2. For sentencing purposes, the figures used by the United States in calculating the volume of commerce attributable to Atlas (and David Giordano) are the actual dollar amounts paid by Atlas to its suppliers of scrap. These actual amounts represent the true amount of the volume of commerce affected by the conspiracy. You would no more deduct freight costs from the volume of commerce than you would any other internalized cost (e.g., plant, power, equipment, labor, etc.). Pursuant to U.S.S.G. §2R1.1, all scrap purchases made by Atlas affected by the conspiracy should be included as volume of commerce attributable to David Giordano for sentencing purposes.
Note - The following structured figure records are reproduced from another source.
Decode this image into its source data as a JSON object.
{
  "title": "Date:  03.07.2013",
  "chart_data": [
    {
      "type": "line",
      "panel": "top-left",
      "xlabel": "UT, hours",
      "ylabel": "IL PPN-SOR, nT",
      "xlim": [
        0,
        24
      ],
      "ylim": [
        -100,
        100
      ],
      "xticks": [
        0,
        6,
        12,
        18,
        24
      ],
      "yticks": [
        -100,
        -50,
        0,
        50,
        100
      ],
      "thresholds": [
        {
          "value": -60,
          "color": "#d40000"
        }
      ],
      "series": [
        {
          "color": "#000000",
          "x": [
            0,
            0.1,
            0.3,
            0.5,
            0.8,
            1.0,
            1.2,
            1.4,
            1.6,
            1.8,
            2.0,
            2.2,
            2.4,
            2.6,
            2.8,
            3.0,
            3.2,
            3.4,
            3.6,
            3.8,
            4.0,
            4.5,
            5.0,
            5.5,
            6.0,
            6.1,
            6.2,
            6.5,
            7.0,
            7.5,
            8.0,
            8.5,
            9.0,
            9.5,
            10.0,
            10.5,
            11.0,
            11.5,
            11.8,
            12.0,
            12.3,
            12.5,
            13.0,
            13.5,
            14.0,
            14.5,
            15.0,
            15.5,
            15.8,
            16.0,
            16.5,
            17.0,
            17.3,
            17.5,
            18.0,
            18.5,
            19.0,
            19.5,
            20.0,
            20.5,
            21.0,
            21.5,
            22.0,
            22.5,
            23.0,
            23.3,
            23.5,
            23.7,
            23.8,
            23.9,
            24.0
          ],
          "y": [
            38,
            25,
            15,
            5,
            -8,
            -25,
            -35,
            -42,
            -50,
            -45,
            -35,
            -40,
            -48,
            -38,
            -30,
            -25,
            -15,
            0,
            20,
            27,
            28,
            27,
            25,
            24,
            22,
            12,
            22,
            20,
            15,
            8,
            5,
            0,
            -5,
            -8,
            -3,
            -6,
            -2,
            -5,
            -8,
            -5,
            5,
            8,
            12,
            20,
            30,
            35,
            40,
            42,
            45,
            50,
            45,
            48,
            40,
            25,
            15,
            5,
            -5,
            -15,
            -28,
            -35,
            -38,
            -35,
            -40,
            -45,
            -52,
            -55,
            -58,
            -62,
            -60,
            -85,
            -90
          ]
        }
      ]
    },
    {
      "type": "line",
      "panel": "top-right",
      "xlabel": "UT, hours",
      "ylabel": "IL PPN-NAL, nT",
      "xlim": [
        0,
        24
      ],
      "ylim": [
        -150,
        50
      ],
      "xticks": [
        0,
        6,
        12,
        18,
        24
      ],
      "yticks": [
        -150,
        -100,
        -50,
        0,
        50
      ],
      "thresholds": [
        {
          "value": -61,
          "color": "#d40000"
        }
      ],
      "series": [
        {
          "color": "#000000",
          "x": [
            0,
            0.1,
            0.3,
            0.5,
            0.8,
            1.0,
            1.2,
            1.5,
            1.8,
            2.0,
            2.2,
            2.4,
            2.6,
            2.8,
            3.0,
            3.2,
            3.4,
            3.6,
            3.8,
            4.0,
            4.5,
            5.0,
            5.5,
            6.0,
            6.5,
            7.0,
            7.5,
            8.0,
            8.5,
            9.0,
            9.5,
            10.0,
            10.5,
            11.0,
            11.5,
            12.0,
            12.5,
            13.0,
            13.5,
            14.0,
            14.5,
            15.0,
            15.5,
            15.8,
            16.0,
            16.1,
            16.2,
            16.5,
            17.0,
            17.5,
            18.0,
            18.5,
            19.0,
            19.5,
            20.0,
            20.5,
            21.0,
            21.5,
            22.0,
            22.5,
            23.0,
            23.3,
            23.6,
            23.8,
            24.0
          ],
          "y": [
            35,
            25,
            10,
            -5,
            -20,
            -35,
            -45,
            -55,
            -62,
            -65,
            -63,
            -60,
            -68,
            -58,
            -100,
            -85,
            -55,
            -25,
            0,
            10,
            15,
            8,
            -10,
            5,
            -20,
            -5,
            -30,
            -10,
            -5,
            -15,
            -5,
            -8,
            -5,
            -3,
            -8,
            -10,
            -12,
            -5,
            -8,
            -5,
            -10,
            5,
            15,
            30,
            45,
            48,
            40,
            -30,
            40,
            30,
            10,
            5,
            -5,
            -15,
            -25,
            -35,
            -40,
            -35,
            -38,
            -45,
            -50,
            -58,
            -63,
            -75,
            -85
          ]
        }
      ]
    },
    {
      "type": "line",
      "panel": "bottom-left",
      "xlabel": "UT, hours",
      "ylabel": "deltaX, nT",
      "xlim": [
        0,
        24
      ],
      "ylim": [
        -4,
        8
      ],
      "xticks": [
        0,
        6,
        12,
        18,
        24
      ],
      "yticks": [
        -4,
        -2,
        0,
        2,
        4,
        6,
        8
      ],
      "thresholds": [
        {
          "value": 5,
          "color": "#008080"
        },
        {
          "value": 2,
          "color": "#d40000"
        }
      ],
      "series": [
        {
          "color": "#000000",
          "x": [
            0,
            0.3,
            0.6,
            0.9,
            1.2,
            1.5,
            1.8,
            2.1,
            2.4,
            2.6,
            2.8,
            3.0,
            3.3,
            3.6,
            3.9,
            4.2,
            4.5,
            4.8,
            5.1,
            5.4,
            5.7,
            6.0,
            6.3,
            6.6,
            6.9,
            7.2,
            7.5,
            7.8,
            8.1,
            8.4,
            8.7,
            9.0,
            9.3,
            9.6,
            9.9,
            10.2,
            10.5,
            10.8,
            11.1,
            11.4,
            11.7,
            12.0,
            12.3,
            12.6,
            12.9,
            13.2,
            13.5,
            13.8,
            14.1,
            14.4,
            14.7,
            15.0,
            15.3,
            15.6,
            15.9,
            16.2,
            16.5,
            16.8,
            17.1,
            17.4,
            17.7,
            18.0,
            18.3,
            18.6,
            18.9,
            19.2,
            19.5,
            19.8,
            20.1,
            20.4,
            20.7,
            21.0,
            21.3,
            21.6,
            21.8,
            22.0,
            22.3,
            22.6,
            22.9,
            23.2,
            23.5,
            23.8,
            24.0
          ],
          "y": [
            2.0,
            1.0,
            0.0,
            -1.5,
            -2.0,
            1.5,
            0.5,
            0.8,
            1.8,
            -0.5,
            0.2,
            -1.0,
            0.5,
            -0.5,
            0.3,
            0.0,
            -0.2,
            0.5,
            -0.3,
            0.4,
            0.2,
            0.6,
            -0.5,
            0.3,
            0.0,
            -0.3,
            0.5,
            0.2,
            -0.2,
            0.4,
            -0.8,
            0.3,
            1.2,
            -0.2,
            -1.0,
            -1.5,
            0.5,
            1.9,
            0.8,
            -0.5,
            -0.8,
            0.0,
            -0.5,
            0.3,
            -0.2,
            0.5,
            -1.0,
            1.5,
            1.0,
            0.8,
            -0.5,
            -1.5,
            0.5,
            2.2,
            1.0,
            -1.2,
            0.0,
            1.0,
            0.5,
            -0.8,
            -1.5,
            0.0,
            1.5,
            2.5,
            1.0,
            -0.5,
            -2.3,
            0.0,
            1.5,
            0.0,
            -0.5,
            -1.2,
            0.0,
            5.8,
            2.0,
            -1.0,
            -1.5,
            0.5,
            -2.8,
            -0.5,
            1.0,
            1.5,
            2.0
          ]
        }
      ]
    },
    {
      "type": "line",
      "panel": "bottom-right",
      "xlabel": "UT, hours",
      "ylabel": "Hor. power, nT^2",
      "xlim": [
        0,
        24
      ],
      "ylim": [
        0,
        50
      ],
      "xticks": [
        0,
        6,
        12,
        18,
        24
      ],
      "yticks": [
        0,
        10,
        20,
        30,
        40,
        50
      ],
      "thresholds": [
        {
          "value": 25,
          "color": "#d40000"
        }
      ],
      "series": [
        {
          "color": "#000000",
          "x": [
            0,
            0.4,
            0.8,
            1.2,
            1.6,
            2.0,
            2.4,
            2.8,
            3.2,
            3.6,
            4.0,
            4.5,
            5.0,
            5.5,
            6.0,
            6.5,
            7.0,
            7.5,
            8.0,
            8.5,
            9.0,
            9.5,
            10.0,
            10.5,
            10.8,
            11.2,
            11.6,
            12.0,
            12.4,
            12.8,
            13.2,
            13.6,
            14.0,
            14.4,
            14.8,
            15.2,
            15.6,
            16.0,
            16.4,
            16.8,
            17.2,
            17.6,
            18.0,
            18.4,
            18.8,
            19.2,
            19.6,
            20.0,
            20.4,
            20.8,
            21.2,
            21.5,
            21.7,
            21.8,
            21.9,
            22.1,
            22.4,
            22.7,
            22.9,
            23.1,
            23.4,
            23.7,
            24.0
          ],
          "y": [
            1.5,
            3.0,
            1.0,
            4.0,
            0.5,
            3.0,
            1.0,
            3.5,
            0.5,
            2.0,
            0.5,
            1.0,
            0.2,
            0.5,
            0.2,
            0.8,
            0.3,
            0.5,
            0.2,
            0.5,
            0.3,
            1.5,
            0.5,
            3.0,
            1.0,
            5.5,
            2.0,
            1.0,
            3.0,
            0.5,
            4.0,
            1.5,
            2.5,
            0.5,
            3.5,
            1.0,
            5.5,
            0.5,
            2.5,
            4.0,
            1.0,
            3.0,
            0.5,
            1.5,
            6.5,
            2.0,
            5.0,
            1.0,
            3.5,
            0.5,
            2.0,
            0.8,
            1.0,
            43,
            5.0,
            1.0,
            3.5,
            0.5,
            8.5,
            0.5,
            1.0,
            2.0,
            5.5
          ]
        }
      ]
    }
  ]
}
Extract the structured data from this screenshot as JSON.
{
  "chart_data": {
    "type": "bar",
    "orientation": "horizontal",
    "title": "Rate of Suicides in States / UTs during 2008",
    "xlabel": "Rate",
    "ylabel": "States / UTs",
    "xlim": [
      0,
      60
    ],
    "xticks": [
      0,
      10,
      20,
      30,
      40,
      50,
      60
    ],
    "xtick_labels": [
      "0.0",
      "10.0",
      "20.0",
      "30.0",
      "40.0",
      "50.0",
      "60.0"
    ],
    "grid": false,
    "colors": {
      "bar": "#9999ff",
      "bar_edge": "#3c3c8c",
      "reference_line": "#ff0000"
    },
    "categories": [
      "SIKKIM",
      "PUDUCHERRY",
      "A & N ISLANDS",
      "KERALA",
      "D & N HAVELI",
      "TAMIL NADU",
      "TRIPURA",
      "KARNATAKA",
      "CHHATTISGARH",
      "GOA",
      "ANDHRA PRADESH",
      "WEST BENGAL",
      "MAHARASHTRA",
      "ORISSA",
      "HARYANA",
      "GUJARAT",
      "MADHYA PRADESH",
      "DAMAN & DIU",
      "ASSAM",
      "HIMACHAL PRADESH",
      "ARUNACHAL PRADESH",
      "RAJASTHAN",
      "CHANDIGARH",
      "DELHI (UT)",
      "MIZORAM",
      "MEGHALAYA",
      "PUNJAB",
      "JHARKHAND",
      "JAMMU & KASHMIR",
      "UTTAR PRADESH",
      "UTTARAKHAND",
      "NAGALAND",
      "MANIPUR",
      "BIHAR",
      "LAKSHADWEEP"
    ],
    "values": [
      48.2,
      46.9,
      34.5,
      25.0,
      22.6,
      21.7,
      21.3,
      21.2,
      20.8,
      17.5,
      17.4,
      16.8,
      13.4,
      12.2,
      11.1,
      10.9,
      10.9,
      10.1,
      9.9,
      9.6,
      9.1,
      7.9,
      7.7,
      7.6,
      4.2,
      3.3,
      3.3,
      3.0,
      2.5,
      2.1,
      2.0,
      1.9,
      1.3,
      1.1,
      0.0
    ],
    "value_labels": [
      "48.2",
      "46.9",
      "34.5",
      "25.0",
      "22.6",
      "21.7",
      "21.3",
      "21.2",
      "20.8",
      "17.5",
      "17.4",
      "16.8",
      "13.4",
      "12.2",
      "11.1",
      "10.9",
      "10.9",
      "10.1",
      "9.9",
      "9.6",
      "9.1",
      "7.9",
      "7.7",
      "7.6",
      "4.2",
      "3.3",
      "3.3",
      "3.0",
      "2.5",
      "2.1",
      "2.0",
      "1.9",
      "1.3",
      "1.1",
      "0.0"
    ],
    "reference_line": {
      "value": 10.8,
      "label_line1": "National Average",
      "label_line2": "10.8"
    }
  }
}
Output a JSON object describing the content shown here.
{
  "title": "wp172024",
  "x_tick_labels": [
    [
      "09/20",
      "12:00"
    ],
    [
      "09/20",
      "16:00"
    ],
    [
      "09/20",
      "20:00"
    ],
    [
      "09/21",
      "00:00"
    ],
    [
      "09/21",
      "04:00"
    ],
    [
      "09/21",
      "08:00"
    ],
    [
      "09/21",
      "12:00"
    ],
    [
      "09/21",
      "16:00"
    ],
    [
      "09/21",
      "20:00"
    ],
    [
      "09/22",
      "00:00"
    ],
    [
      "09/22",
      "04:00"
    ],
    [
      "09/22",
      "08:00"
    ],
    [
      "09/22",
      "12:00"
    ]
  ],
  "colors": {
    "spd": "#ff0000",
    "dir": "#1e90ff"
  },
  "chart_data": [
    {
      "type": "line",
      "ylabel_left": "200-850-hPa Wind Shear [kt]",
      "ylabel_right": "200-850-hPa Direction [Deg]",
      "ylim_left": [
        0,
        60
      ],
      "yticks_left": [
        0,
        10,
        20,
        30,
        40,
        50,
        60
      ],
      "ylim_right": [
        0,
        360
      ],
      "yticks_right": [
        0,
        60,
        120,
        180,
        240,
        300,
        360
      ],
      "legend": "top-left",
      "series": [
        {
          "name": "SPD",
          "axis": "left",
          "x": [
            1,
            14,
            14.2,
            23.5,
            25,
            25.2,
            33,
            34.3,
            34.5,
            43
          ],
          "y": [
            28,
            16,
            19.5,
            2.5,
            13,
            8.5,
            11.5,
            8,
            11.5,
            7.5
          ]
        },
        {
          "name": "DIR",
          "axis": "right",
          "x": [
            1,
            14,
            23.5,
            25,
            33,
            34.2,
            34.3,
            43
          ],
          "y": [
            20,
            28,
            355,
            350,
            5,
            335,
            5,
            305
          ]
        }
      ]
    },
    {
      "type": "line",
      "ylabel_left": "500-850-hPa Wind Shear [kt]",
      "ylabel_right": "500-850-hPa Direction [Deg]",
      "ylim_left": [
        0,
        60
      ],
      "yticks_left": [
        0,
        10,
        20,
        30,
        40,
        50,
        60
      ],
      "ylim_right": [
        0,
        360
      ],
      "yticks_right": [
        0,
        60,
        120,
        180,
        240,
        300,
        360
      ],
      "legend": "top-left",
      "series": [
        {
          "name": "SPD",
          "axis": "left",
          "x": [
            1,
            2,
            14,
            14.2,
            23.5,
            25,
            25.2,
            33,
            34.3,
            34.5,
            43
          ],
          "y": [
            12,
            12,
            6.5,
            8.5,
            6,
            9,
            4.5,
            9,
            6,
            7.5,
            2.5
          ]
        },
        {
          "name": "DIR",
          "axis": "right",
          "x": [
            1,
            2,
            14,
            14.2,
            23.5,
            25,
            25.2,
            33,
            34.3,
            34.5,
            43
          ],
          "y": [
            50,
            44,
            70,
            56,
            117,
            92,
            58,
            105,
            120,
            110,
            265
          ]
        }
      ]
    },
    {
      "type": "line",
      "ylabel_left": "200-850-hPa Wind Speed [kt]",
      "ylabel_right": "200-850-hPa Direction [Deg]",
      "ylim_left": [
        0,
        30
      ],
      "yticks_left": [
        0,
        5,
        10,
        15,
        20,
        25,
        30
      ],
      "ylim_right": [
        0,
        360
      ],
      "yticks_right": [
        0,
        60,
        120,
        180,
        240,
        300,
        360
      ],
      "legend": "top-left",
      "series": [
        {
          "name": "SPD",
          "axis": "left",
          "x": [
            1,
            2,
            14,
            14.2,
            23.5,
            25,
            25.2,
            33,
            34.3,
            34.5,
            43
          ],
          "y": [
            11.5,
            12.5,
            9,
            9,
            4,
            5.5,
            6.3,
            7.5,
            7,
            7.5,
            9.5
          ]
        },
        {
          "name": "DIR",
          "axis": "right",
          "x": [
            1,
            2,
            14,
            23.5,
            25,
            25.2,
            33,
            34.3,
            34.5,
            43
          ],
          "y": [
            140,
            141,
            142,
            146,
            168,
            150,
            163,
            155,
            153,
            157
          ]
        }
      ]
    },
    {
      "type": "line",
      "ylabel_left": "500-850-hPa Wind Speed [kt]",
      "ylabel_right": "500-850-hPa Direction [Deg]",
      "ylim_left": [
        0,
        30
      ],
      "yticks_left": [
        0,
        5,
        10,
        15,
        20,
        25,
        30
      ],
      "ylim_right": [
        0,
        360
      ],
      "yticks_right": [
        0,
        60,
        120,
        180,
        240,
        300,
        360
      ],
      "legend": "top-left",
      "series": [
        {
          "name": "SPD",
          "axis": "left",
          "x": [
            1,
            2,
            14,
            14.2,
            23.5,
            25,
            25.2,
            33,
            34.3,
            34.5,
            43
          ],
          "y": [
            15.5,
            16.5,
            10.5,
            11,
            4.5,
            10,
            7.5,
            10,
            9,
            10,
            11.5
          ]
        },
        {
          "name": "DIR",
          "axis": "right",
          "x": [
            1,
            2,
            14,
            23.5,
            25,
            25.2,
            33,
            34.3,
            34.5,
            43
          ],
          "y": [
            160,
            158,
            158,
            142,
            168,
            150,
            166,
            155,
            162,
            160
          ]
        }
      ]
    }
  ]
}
See, e.g., United States v. Hayter Oil Co., Inc., 51 F.3d 1265 (6th Cir. 1995); United States v. Michael D. Andreas, et al., 1999 WL 51806 (N.D. Ill.).
3. Furthermore, according to the trial testimony, the agreed-upon prices represented "delivered" prices, i.e., it was assumed that if the conspirators picked up the scrap, the cost of the freight would be deducted from the agreed-upon price. McConnell testified that she did not want to go along with the conspiracy so, whenever Atlas picked up scrap, McConnell did not further reduce the price Atlas paid by deducting freight costs. She did not do so because she wanted to cheat on the agreement to ensure supply to Atlas. Because this is a buy-side conspiracy, her cheating actually increased the dollar volume of commerce affected by the conspiracy and attributable to Atlas and David Giordano. David Giordano should not now be allowed for sentencing purposes to decrease his volume of commerce to offset the fact that, during the conspiracy, Atlas' cheating increased the volume of commerce.